Edward Hawtrey

Personal information
- Born: 10 October 1847 Windsor, Berkshire, England
- Died: 14 August 1916 (aged 68) Westgate-on-Sea, Kent, England

Sport
- Sport: Athletics / Cricket
- Event: 1 mile
- Club: Eton College

= Edward Hawtrey (sportsman) =

English cricketer and schoolmaster

Edward Montague Hawtrey (10 October 1847 – 14 August 1916) was an English first-class cricketer and schoolmaster.

== Biography ==
The son of The Reverend John Hawtrey, he was born at Windsor in October 1847. He was educated at Eton College, before going up to St John's College, Cambridge.

He was active in athletics while at Eton and Cambridge and won the silver medal in the 1 mile event at the 1868 AAC Championships, the silver medal in the 4 miles event at the 1869 AAC Championships and 1870 AAC Championships.

He was a member of the Cambridge University Athletics Club, for which he served a president in 1872. Hawtrey competed in the 3 mile race university race in 1872, in which he finished in a dead heat in 15 minutes 44 seconds with Oxford's Robin Benson. He gained athletics blues in 1870, 1871 and 1872.

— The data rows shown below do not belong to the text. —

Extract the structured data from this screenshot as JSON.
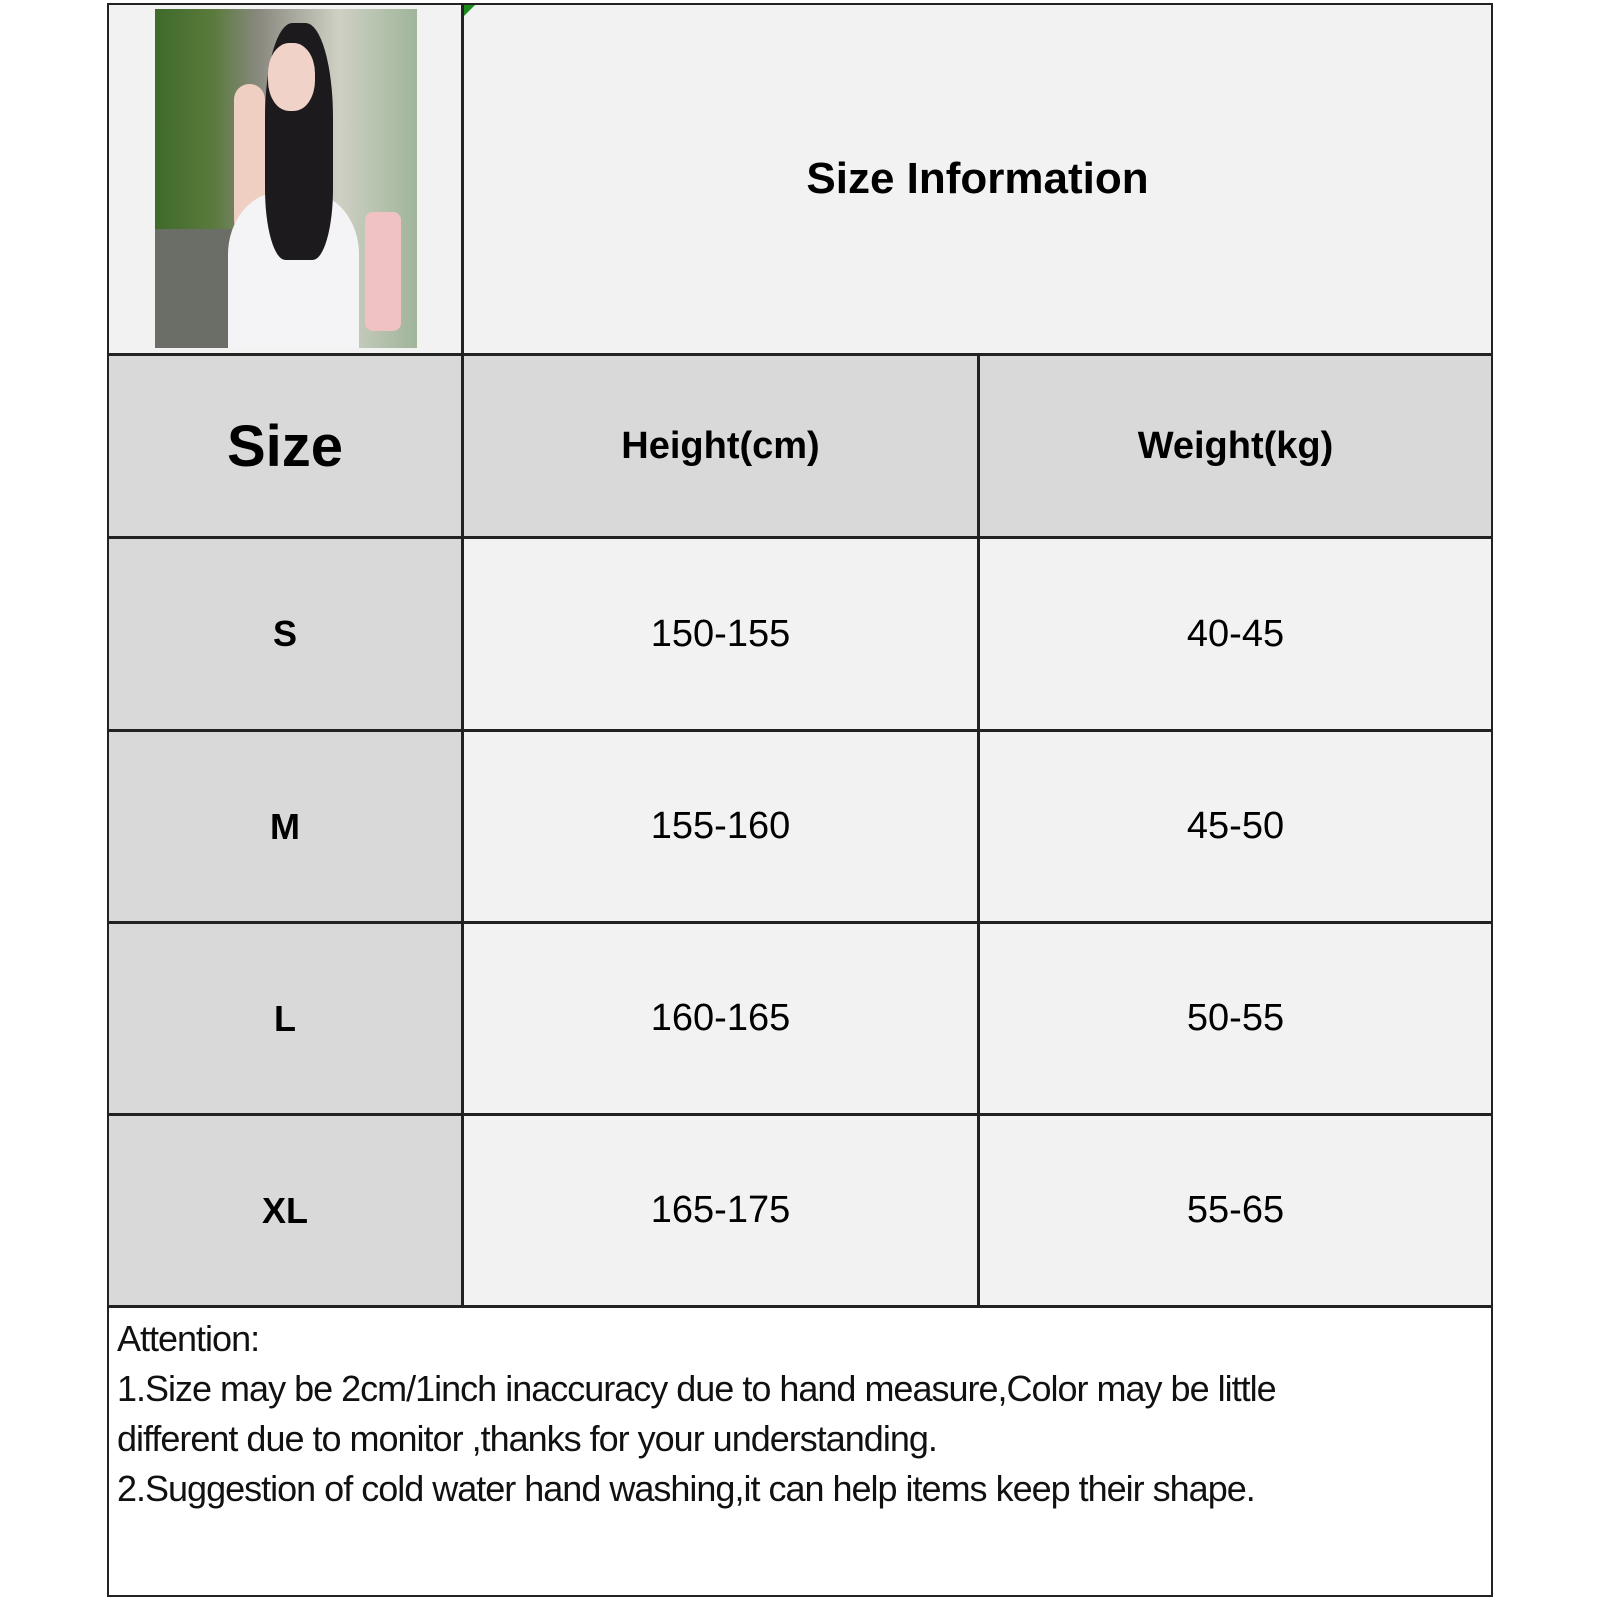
{
  "title": "Size Information",
  "table": {
    "headers": [
      "Size",
      "Height(cm)",
      "Weight(kg)"
    ],
    "rows": [
      {
        "size": "S",
        "height": "150-155",
        "weight": "40-45"
      },
      {
        "size": "M",
        "height": "155-160",
        "weight": "45-50"
      },
      {
        "size": "L",
        "height": "160-165",
        "weight": "50-55"
      },
      {
        "size": "XL",
        "height": "165-175",
        "weight": "55-65"
      }
    ]
  },
  "notes": {
    "heading": "Attention:",
    "lines": [
      "1.Size may be 2cm/1inch inaccuracy due to hand measure,Color may be little",
      "different due to monitor ,thanks for your understanding.",
      "2.Suggestion of cold water hand washing,it can help items keep their shape."
    ]
  },
  "colors": {
    "header_bg": "#d9d9d9",
    "cell_bg": "#f2f2f2",
    "border": "#222222"
  }
}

After graduating from Cambridge he became the headmaster of Hawtreys in 1873 (which had been founded by his father in 1869), overseeing the schools move to Westgate-on-Sea in 1883. He later played first-class cricket for the Marylebone Cricket Club, making two appearances against Hampshire in 1880 and Somerset in 1882. He struggled as a batsman, scoring just one run across four innings', while as a bowler he took 2 wickets. Hawtrey was headmaster at Hawtreys until his death at Westgate in August 1916. His brother was the footballer and FA Cup winner John Hawtrey, while his youngest brother was the actor Charles Hawtrey.